L’Italia pensa che dobbiamo riformare il CdS e questo debba essere fatto in maniera democratica, trasparente, e che debba essere maggiormente rappresentativo delle realtà che man mano si presentano sulla scena internazionale. Noi dobbiamo creare un CdS che abbia la flessibilità nella sua riforma e nella sua costituzione per poter essere di volta in volta modificato senza che vi siano combiamenti nella Carta dell’Onu, senza che 192 paesi debbano cercare di mettersi d’accordo per riformarlo ulteriormente. Per questo noi riteniamo che non debbano esserci nuovi membri permanenti, riteniamo che il CdS vada ampliato e da 15 si passi a circa 25 paesi, ma che tutti questi non siano membri permanenti, bensì nuovi membri non permanenti. Eventualmente anche con seggi di più lunga durata che oggi abbiamo per statuto. Questo tiene conto della realtà di oggi ma soprattutto tiene conto della realtà di domani, perché i nuovi membri non permanenti, sia con seggio di due anni sia con seggio di più lunga durata, sarebbero comunque eletti dall’Assemblea generale. Questo significa che fra dieci anni, quando nuovi attori internazionali si affacceranno al mondo e avranno la possibilità di assumersi maggiore responsabilità per il mantenimento della pace e della sicurezza internazionale, potranno essere eletti da parte dell’Assemblea generale al posto di altri che forse in quel momento non saranno più in grado di assicurare le stesse performance nell’ambito del sistema delle Nazioni Unite. E tutto questo senza bisogno di ulteriori riforme».
Quindi per l’Italia, leader del gruppo dei paesi chiamati "United for Consensus", una riforma che tenti di aumentare i seggi permanenti del Cds, non passerà mai?

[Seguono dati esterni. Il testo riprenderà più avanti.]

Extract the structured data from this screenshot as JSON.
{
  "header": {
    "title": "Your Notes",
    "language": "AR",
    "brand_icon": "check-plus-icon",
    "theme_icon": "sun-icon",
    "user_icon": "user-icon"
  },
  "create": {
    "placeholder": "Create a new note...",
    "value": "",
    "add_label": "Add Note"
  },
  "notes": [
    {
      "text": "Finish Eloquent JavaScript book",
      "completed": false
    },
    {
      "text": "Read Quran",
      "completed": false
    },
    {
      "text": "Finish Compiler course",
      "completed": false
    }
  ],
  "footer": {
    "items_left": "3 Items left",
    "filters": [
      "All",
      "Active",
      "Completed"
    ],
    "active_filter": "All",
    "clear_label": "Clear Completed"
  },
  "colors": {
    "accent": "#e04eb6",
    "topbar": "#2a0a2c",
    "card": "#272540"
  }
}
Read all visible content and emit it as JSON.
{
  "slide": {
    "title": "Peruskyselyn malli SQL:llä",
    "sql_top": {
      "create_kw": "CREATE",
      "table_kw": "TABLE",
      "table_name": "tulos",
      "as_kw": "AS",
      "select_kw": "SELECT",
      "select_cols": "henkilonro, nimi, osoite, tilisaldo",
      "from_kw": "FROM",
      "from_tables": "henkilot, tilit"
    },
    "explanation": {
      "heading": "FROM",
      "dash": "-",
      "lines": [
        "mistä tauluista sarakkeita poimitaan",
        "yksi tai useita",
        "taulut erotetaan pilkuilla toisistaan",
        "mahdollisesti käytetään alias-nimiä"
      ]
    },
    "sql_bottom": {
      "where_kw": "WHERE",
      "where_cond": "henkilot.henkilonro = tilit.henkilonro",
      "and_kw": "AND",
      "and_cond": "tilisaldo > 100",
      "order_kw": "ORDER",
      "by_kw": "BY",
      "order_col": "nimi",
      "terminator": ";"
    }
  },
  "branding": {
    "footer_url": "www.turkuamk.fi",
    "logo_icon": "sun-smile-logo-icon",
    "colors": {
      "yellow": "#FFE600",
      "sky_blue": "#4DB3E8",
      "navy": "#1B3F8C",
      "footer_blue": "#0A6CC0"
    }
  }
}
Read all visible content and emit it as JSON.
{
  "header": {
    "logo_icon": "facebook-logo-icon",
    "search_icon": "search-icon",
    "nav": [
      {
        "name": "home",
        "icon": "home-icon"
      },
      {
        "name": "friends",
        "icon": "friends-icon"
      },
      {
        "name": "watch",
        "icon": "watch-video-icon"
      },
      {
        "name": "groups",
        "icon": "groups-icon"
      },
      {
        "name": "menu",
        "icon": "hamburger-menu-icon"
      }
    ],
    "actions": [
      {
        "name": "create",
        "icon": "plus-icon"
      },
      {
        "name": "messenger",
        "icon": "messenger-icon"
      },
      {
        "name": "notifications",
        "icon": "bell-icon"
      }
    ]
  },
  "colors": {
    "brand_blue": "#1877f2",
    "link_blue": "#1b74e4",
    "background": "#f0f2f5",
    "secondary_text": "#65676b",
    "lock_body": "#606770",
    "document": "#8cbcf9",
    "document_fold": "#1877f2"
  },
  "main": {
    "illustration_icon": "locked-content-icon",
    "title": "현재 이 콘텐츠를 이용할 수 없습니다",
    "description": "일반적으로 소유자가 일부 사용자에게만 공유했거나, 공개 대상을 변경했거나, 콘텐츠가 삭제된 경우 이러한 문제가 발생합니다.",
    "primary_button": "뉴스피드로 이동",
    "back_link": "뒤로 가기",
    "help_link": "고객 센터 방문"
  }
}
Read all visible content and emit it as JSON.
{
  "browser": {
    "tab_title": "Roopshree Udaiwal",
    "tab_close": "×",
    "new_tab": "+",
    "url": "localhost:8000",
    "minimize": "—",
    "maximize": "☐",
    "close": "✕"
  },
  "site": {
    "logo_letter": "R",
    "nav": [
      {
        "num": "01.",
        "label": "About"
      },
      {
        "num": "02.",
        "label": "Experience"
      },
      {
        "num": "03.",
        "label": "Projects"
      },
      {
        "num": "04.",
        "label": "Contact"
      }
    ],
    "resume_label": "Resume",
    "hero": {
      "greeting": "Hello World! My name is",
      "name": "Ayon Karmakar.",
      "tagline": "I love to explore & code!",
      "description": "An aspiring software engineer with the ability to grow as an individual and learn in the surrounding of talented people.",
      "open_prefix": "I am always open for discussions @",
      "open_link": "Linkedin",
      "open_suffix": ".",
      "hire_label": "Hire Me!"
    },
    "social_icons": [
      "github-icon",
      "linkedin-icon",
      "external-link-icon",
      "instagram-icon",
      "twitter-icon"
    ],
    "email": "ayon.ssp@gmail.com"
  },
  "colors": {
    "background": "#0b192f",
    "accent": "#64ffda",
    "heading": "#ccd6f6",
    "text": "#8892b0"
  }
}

«Quello che possiamo dire è che l’Italia ritiene di fare questa battaglia perché noi pensiamo che il nuovo CdS non dovrà avere nuovi membri permanenti e dovrà rispondere al principio di responsabilità. Che viene manifestato attraverso le elezioni. In modo che i nostri pari possano giudicarci e ritenerci idonei ad affrontare ed assumere maggiori responsabilità. Per quanto riguarda l’Unione europea, come lei ricordava prima, effettivamente assistiamo a degli eventi anche abbastanza curiosi. Ci sono due membri permanenti che appartengono all’Ue, la Francia e la Gran Bretagna, un retaggio storico della Seconda guerra mondiale. È evidente che i membri dell’Onu ritengono questa situazione anacronistica. Al tempo stesso la Carta prevede che qualsiasi modifica del CdS debba essere ratificato dai cinque membri permanenti e quindi realisticamente vediamo poco come Francia e GB possano ratificare una modifica che preveda la loro esclusione dal CdS. Abbiamo altri membri dell’Ue che si avvicendano nel sistema di rotazione e quest’anno ne abbiamo altri due, la Germania e il Portogallo. Quindi qualcuno potrebbe anche ritenere che l’Europa sia particolarmente ben rappresentata all’interno del CdS. Noi riteniamo che invece l’Europa, rappresentata in materia così frammentaria, da paesi che singolarmente non fanno il peso nelle relazioni internazionali, debba iniziare a riflettere seriamente, nello spirito del trattato di Lisbona, ad un seggio per l’Ue al CdS. Oggi ogni singolo paese europeo, per grande o importante che sia, non ha un ruolo efficace e credibile e non è in grado di risolvere le crisi internazionali. L’Unione europea, col suo peso politico e il suo peso economico, con la varietà anche culturale e la capacità anche di agire nei diversi scenari mondiali, avrebbe invece un impatto straordinario. Lo abbiamo fatto per la moneta comune, per l’euro che sembrava un’utopia, dobbiamo farlo per la politica estera. Ci vorrà un po’ di tempo ma non c’è alternativa".
Ringraziamo l’ambasciatore Ragaglini e gli facciamo gli auguri per Natale e soprattutto per il nuovo anno per l’Italia all’Onu.
«Anche io invio a tutti i lettori gli auguri per il Natale e per il nuovo anno».